Kurds take campaign to ballot box

Click to follow
"WE JUST want them to give up the idea that this country belongs only to the Turks," said Beli Haydar Gulec, of the People's Democracy Party (Hadep). As the new wave of Kurdish violence engulfing Turkey continues, Hadep is taking the campaign for Kurdish rights to the ballot box.

Tight security is expected tomorrow as Turkey holds elections. Several people have died in bomb attacks across the country since the Kurdish rebel leader Abdullah Ocalan was captured in February, and Mr Ocalan's Kurdish Workers Party (PKK) has vowed to step up its campaign of terror and warned tourists to stay away.

Six Turkish soldiers and 18 PKK guerrillas were killed in fresh clashes yesterday in the Kurdish dominated south-east.

Hadep says it shares the aims of the PKK but campaigns peacefully. But democracy has its limits in Turkey.
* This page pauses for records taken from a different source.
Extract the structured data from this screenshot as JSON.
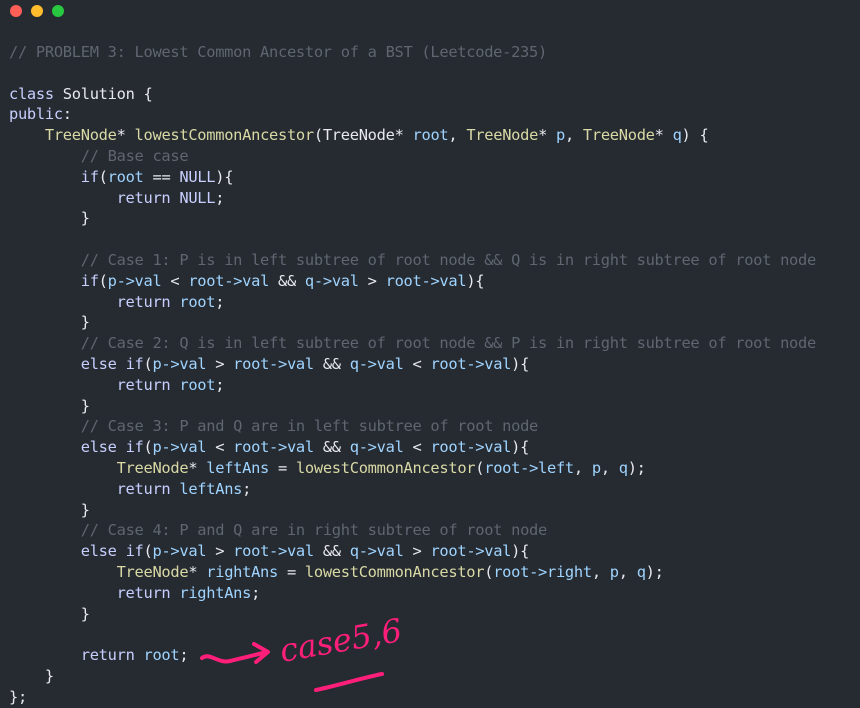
{
  "window": {
    "buttons": {
      "close_color": "#ff5f57",
      "minimize_color": "#ffbd2e",
      "maximize_color": "#28c840"
    }
  },
  "editor": {
    "language": "cpp",
    "lines": [
      {
        "indent": 0,
        "tokens": [
          {
            "t": "// PROBLEM 3: Lowest Common Ancestor of a BST (Leetcode-235)",
            "c": "comment"
          }
        ]
      },
      {
        "indent": 0,
        "tokens": []
      },
      {
        "indent": 0,
        "tokens": [
          {
            "t": "class",
            "c": "kw"
          },
          {
            "t": " Solution {",
            "c": "op"
          }
        ]
      },
      {
        "indent": 0,
        "tokens": [
          {
            "t": "public",
            "c": "kw"
          },
          {
            "t": ":",
            "c": "op"
          }
        ]
      },
      {
        "indent": 4,
        "tokens": [
          {
            "t": "TreeNode",
            "c": "type"
          },
          {
            "t": "* ",
            "c": "op"
          },
          {
            "t": "lowestCommonAncestor",
            "c": "type"
          },
          {
            "t": "(TreeNode* ",
            "c": "op"
          },
          {
            "t": "root",
            "c": "var"
          },
          {
            "t": ", ",
            "c": "op"
          },
          {
            "t": "TreeNode",
            "c": "type"
          },
          {
            "t": "* ",
            "c": "op"
          },
          {
            "t": "p",
            "c": "var"
          },
          {
            "t": ", ",
            "c": "op"
          },
          {
            "t": "TreeNode",
            "c": "type"
          },
          {
            "t": "* ",
            "c": "op"
          },
          {
            "t": "q",
            "c": "var"
          },
          {
            "t": ") {",
            "c": "op"
          }
        ]
      },
      {
        "indent": 8,
        "tokens": [
          {
            "t": "// Base case",
            "c": "comment"
          }
        ]
      },
      {
        "indent": 8,
        "tokens": [
          {
            "t": "if",
            "c": "kw"
          },
          {
            "t": "(",
            "c": "op"
          },
          {
            "t": "root",
            "c": "var"
          },
          {
            "t": " == ",
            "c": "op"
          },
          {
            "t": "NULL",
            "c": "kw"
          },
          {
            "t": "){",
            "c": "op"
          }
        ]
      },
      {
        "indent": 12,
        "tokens": [
          {
            "t": "return",
            "c": "kw"
          },
          {
            "t": " ",
            "c": "op"
          },
          {
            "t": "NULL",
            "c": "kw"
          },
          {
            "t": ";",
            "c": "op"
          }
        ]
      },
      {
        "indent": 8,
        "tokens": [
          {
            "t": "}",
            "c": "op"
          }
        ]
      },
      {
        "indent": 0,
        "tokens": []
      },
      {
        "indent": 8,
        "tokens": [
          {
            "t": "// Case 1: P is in left subtree of root node && Q is in right subtree of root node",
            "c": "comment"
          }
        ]
      },
      {
        "indent": 8,
        "tokens": [
          {
            "t": "if",
            "c": "kw"
          },
          {
            "t": "(",
            "c": "op"
          },
          {
            "t": "p->val",
            "c": "var"
          },
          {
            "t": " < ",
            "c": "op"
          },
          {
            "t": "root->val",
            "c": "var"
          },
          {
            "t": " && ",
            "c": "op"
          },
          {
            "t": "q->val",
            "c": "var"
          },
          {
            "t": " > ",
            "c": "op"
          },
          {
            "t": "root->val",
            "c": "var"
          },
          {
            "t": "){",
            "c": "op"
          }
        ]
      },
      {
        "indent": 12,
        "tokens": [
          {
            "t": "return",
            "c": "kw"
          },
          {
            "t": " ",
            "c": "op"
          },
          {
            "t": "root",
            "c": "var"
          },
          {
            "t": ";",
            "c": "op"
          }
        ]
      },
      {
        "indent": 8,
        "tokens": [
          {
            "t": "}",
            "c": "op"
          }
        ]
      },
      {
        "indent": 8,
        "tokens": [
          {
            "t": "// Case 2: Q is in left subtree of root node && P is in right subtree of root node",
            "c": "comment"
          }
        ]
      },
      {
        "indent": 8,
        "tokens": [
          {
            "t": "else if",
            "c": "kw"
          },
          {
            "t": "(",
            "c": "op"
          },
          {
            "t": "p->val",
            "c": "var"
          },
          {
            "t": " > ",
            "c": "op"
          },
          {
            "t": "root->val",
            "c": "var"
          },
          {
            "t": " && ",
            "c": "op"
          },
          {
            "t": "q->val",
            "c": "var"
          },
          {
            "t": " < ",
            "c": "op"
          },
          {
            "t": "root->val",
            "c": "var"
          },
          {
            "t": "){",
            "c": "op"
          }
        ]
      },
      {
        "indent": 12,
        "tokens": [
          {
            "t": "return",
            "c": "kw"
          },
          {
            "t": " ",
            "c": "op"
          },
          {
            "t": "root",
            "c": "var"
          },
          {
            "t": ";",
            "c": "op"
          }
        ]
      },
      {
        "indent": 8,
        "tokens": [
          {
            "t": "}",
            "c": "op"
          }
        ]
      },
      {
        "indent": 8,
        "tokens": [
          {
            "t": "// Case 3: P and Q are in left subtree of root node",
            "c": "comment"
          }
        ]
      },
      {
        "indent": 8,
        "tokens": [
          {
            "t": "else if",
            "c": "kw"
          },
          {
            "t": "(",
            "c": "op"
          },
          {
            "t": "p->val",
            "c": "var"
          },
          {
            "t": " < ",
            "c": "op"
          },
          {
            "t": "root->val",
            "c": "var"
          },
          {
            "t": " && ",
            "c": "op"
          },
          {
            "t": "q->val",
            "c": "var"
          },
          {
            "t": " < ",
            "c": "op"
          },
          {
            "t": "root->val",
            "c": "var"
          },
          {
            "t": "){",
            "c": "op"
          }
        ]
      },
      {
        "indent": 12,
        "tokens": [
          {
            "t": "TreeNode",
            "c": "type"
          },
          {
            "t": "* ",
            "c": "op"
          },
          {
            "t": "leftAns",
            "c": "var"
          },
          {
            "t": " = ",
            "c": "op"
          },
          {
            "t": "lowestCommonAncestor",
            "c": "type"
          },
          {
            "t": "(",
            "c": "op"
          },
          {
            "t": "root->left",
            "c": "var"
          },
          {
            "t": ", ",
            "c": "op"
          },
          {
            "t": "p",
            "c": "var"
          },
          {
            "t": ", ",
            "c": "op"
          },
          {
            "t": "q",
            "c": "var"
          },
          {
            "t": ");",
            "c": "op"
          }
        ]
      },
      {
        "indent": 12,
        "tokens": [
          {
            "t": "return",
            "c": "kw"
          },
          {
            "t": " ",
            "c": "op"
          },
          {
            "t": "leftAns",
            "c": "var"
          },
          {
            "t": ";",
            "c": "op"
          }
        ]
      },
      {
        "indent": 8,
        "tokens": [
          {
            "t": "}",
            "c": "op"
          }
        ]
      },
      {
        "indent": 8,
        "tokens": [
          {
            "t": "// Case 4: P and Q are in right subtree of root node",
            "c": "comment"
          }
        ]
      },
      {
        "indent": 8,
        "tokens": [
          {
            "t": "else if",
            "c": "kw"
          },
          {
            "t": "(",
            "c": "op"
          },
          {
            "t": "p->val",
            "c": "var"
          },
          {
            "t": " > ",
            "c": "op"
          },
          {
            "t": "root->val",
            "c": "var"
          },
          {
            "t": " && ",
            "c": "op"
          },
          {
            "t": "q->val",
            "c": "var"
          },
          {
            "t": " > ",
            "c": "op"
          },
          {
            "t": "root->val",
            "c": "var"
          },
          {
            "t": "){",
            "c": "op"
          }
        ]
      },
      {
        "indent": 12,
        "tokens": [
          {
            "t": "TreeNode",
            "c": "type"
          },
          {
            "t": "* ",
            "c": "op"
          },
          {
            "t": "rightAns",
            "c": "var"
          },
          {
            "t": " = ",
            "c": "op"
          },
          {
            "t": "lowestCommonAncestor",
            "c": "type"
          },
          {
            "t": "(",
            "c": "op"
          },
          {
            "t": "root->right",
            "c": "var"
          },
          {
            "t": ", ",
            "c": "op"
          },
          {
            "t": "p",
            "c": "var"
          },
          {
            "t": ", ",
            "c": "op"
          },
          {
            "t": "q",
            "c": "var"
          },
          {
            "t": ");",
            "c": "op"
          }
        ]
      },
      {
        "indent": 12,
        "tokens": [
          {
            "t": "return",
            "c": "kw"
          },
          {
            "t": " ",
            "c": "op"
          },
          {
            "t": "rightAns",
            "c": "var"
          },
          {
            "t": ";",
            "c": "op"
          }
        ]
      },
      {
        "indent": 8,
        "tokens": [
          {
            "t": "}",
            "c": "op"
          }
        ]
      },
      {
        "indent": 0,
        "tokens": []
      },
      {
        "indent": 8,
        "tokens": [
          {
            "t": "return",
            "c": "kw"
          },
          {
            "t": " ",
            "c": "op"
          },
          {
            "t": "root",
            "c": "var"
          },
          {
            "t": ";",
            "c": "op"
          }
        ]
      },
      {
        "indent": 4,
        "tokens": [
          {
            "t": "}",
            "c": "op"
          }
        ]
      },
      {
        "indent": 0,
        "tokens": [
          {
            "t": "};",
            "c": "op"
          }
        ]
      }
    ]
  },
  "annotation": {
    "text": "case5,6",
    "color": "#ff1f7a"
  }
}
Twice, Turkey's chief prosecutor has sought to have the party excluded from polls on the grounds that it was linked to the PKK. While the courts ruled that Hadep could take part, a separate case to have the party closed continues. The banning of a rally for the party in Diyarbakir, the administrative centre of the south-east, led to riots and 300 arrests.
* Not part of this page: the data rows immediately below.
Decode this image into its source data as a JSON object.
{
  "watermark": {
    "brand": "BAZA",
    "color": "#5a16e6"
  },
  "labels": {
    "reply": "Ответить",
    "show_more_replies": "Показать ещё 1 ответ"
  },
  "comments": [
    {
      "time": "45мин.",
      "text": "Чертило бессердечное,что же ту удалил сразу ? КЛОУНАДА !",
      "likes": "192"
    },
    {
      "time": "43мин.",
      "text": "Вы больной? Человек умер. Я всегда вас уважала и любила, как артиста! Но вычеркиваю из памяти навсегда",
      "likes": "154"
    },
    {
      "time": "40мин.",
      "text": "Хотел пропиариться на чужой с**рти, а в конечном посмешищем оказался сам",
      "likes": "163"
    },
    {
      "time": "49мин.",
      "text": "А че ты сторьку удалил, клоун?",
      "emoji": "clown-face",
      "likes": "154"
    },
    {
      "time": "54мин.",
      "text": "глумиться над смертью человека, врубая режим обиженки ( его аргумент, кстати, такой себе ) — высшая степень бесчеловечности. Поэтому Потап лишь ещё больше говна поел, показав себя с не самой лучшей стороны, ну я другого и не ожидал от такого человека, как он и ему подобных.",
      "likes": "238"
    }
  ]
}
Hadep is unlikely to win any seats in parliament, because parties must win 10 per cent of the national vote to qualify. But it is expected to win key municipalities in the south-east.

Hadep is not the only party stirring up controversy ahead of the polls. Ali Mufit Gurtune, who became mayor of Istanbul when his predecessor was jailed for reading an Islamic poem at a political rally, is trying to win re-election for the Islamist Virtue Party. The Islamists emerged as the largest group in parliament after the last election, but their Welfare Party was forced from government by the military and closed by the courts for endangering Turkey's secular constitution. Now the Islamists are trying to convince the voters and the generals that their new Virtue party is not a threat.
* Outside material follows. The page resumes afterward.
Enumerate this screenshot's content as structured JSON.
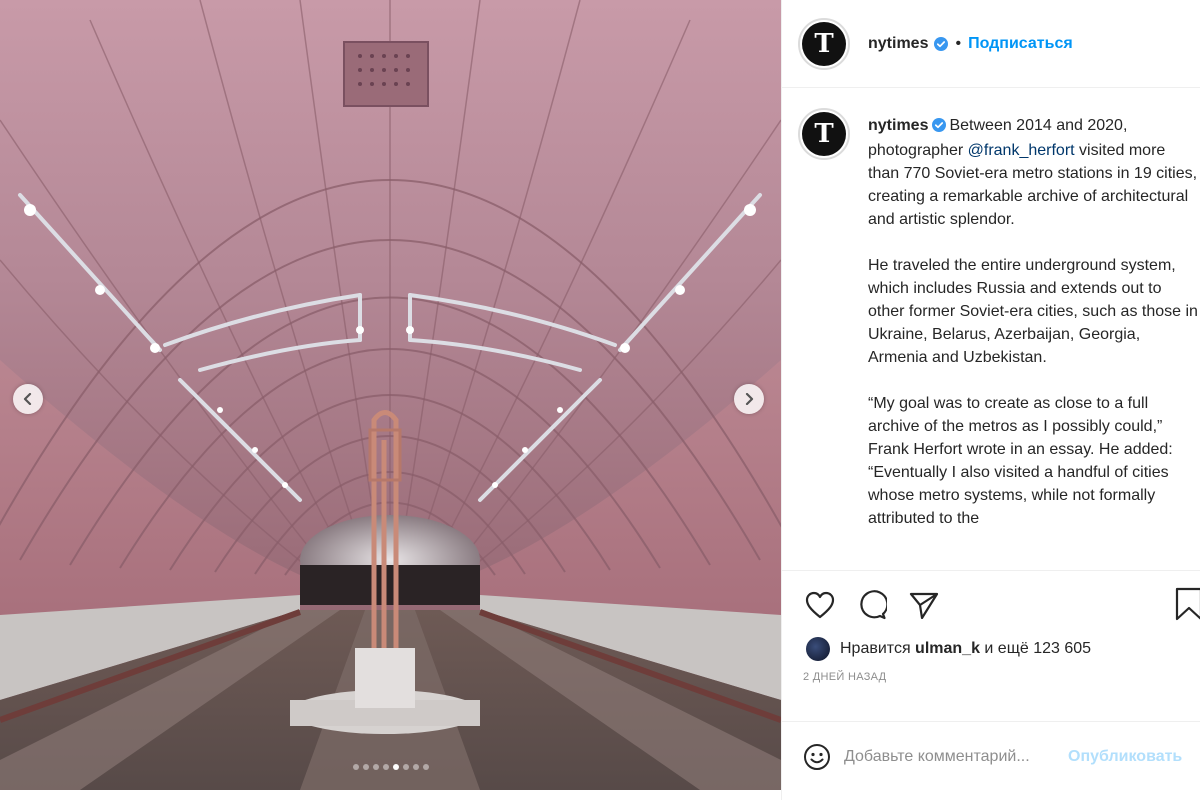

Unofficial opinion polls indicate that support for Virtue may be slipping. The Prime Minister, Bulent Ecevit, is riding a wave of popularity after the capture of Mr Ocalan. His leftist party, which now holds only a small number of seats,is expected to win as many votes as Virtue.

But the real problems will start after the voting. With no party likely to win a majority the difficulty will be in forming a coalition. The military makes it clear that it will oppose any coalition including Virtue.